Hi there,
my system is:
-B&W 801 Series 2 Bi-wire
-Bryston 4B power amp
-Ps5.0 Pre Amp ( high current pre amp with separate power supply)
I just bought the Ps5.0 Pre Amp on Ebay. Then owner warned us that the switches of the equipment makes noise and will require cleaning. After it has been cleaned, we installed it into the system.
At first when we tested it with a cd at straight wire mode it seemed that the left channel did have noise. At that point, I turned off the right channel to test only the left. After turning the selector knob from cd to tuner the following happened:
1)A slight noise occured
2)The overloading signal on the poweramp's lefside flashed once
3)After that, the left woofer was no longer working
4)However, the mid range + metal dome tweeter is still working
Does anyone know what happened? and how come the protective circuit did nothing to prevent this from happening?

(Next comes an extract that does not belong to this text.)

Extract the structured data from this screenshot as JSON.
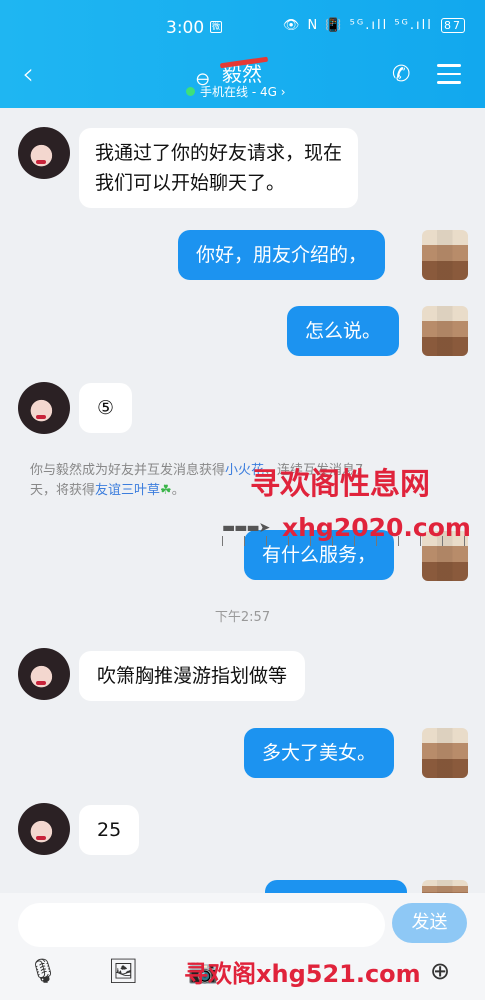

Did the damage only reach the speaker board or did it even get to the cone bass?
Thank you
Unfortunately the news for you is likely bad. The Bryston 4B has no speaker protection against DC offset, which all direct coupled amps should have.
Your circuit is on page 8.
http://www.bryston.ca/BrystonSite05/pdfs/LegacyPowerAmplifiers/3B-8Bst_Schematics.pdf
Now a direct coupled amp like the Bryston 4B will amplify DC and present it to the speaker.
Since you have just bought the Ps5.0 on eBay my guess is that it has much bigger issues than noisy switches.
This is likely what happened.
Your new preamp has a fault which presents DC at the left channel output. Your Bryston amplified it and passed it to the speaker and fried your woofer voice coil.
Unfortunately this may have also taken down the output devices of your Bryston, and your Bryston may have DC off set now. Do not connect it to any other speaker.
It is possible that the Bryston failed and it is coincidence this happened when you connected your new unit, but obviously that is unlikely.
It is always the woofer that blows in these situations, the voice coil is much more fragile than inductors in the low pass crossover. There are always crossover caps in series with mid and HF drivers. Caps do not pass DC, so it is always the woofer that blows.
Now remove the woofer that does not work. Measure the DC resistance of the woofer with it disconnected. You will likely find that either it is open circuit,(infinite resistance), because the voice coil has a burnt gap in the wiring, or that the resistance is very low, due to the insulation of the voice coil wire having melted, and now the turns of wire are shorting.
It would be a good idea to compare your readings to the one from the working woofer.
Push the woofer cone in and out, and see if you feel any grittiness.
Lastly connect a 1.5 volt battery to the woofer terminals and make and break the circuit and see if the cone pops in and out.
Lastly, we have had these sorts of issues before with vintage amps. I strongly advise against the use of any power amp that does not protect the speakers from DC off set. Unfortunately there are quite a few vintage amps that don't, and your is one of them. You are always one power output device failure away from a loudspeaker destruction. Your B4 has output power transistors in multiples in parallel, as that was the only way to get high current output back then. The problem is that it greatly increases the odds of failure as the chance is the same for each output device.